The effects of SSI could be quite profound

From a security perspective, this concept seems to solve the issue of data control and digital privacy. In other words, the risk of a person’s or organisation’s identity and identifying information being stolen by criminals is significantly reduced, as they no longer have to surrender their identifying information to thousands of databases each time they want to, for example, purchase something online.  

 

However, the effects of SSI could be quite profound and go much further than this.

 

For example, if you lost your passport, you would not need to contact a third party to verify or access it. It will also help to remedy the parts of the world where people have no identity, particularly in areas where birth certificates aren't common practice or their birth was never registered, which means that they don't have a passport and cannot ever get one.

 

What steps would we need to take? 

In theory, the first move would be to transform all analogue documents, such as birth certificates, businesses licenses and university diplomas, into a single, digital document stored by the individual or organisation themselves. Practically, all identifying information could be held in a single, secure ‘digital wallet’.

 

For example, after getting a degree or diploma, instead of receiving paper certificates, students would get credentials sent directly to their digital wallet, which would be digitally signed by the university to prove they are official and have not been tampered with. This means that they will not have to worry about searching for a paper copy to validate their educational background.

 

Hold up: can SSI actually be made practical?   

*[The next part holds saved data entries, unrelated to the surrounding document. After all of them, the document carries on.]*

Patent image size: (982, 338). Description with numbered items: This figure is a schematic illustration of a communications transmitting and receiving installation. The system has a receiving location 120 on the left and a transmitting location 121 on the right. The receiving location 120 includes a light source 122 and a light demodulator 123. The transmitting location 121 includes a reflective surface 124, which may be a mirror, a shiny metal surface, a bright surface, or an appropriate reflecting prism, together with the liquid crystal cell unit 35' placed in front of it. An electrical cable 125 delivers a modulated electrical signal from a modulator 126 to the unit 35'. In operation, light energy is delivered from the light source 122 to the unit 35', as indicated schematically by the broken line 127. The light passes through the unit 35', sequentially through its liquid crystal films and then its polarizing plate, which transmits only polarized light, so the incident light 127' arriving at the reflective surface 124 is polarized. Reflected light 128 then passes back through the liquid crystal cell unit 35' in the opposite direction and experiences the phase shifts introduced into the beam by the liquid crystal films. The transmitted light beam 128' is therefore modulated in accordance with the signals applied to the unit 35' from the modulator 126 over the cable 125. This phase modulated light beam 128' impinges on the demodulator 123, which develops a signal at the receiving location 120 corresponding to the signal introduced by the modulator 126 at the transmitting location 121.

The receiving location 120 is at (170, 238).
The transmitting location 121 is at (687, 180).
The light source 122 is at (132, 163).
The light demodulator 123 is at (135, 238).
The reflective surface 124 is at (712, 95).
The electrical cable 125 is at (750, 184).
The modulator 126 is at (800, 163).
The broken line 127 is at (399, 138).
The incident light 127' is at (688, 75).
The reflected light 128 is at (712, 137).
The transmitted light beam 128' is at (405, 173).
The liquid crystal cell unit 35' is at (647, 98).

The criticism often levelled at the concept of SSI is that it is ‘too utopian’ and some way off from being made into a practical reality. However, there is potential in new decentralised technologies — most notably blockchains — to build data privacy and control into the centre of digital systems and help make SSI a reality. 

 

In simple terms, a blockchain is a shared file which records transactions. Each of the transactions, such as a piece of identifying information, is added in as a ‘block’ and is stored decentralised in the chain which means that once added in, no one can interfere with or control its content. This means that blockchain removes the need to have a central authority responsible for securing personal details, allowing people to secure their own details with high levels of security. 

 

Through blockchain, highly sensitive documents – such as a university certificate – can be stored digitally as “fingerprints” instead. Each fingerprint is individual and does not reveal any information about the document it belongs to, which of course safeguards the information it contains and enables the owner of the document to choose exactly who can access their verified personal information. 

 

In practice, this means if someone secures a university diploma, they can add the “fingerprint” of that verified diploma to their self-sovereign identity from one of the leading providers, such as uPort, and the individual handles the control of their identity and how it is used entirely at their discretion. Then, when an individual has to present some form of identifying information, their identity can be validated by just accepting a “verifiable credential” issued to the user by competent and trusted identity authorities. 

 

We’re still some way off…

There are a host of issues that arise from the role that blockchain can play in helping make SSI a reality. Firstly, if an individual’s data is all in one place, will personal identifying data become more private under SSI or more visible? Secondly, if a country doesn’t have control over citizenship, who does?

 

These issues will become clearer and debated more closely once the SSI model becomes more practical. After all, we are still a long way of making SSI a reality, with very little use cases in operation. 

 

However, once the gears do get into motion, we at TrueProfile.io believe it could be a game changer for data control and data privacy, as decentralised technologies like blockchain can clearly provide individuals and organisations with the tools they need to have greater control over how and when their identifying data is being used.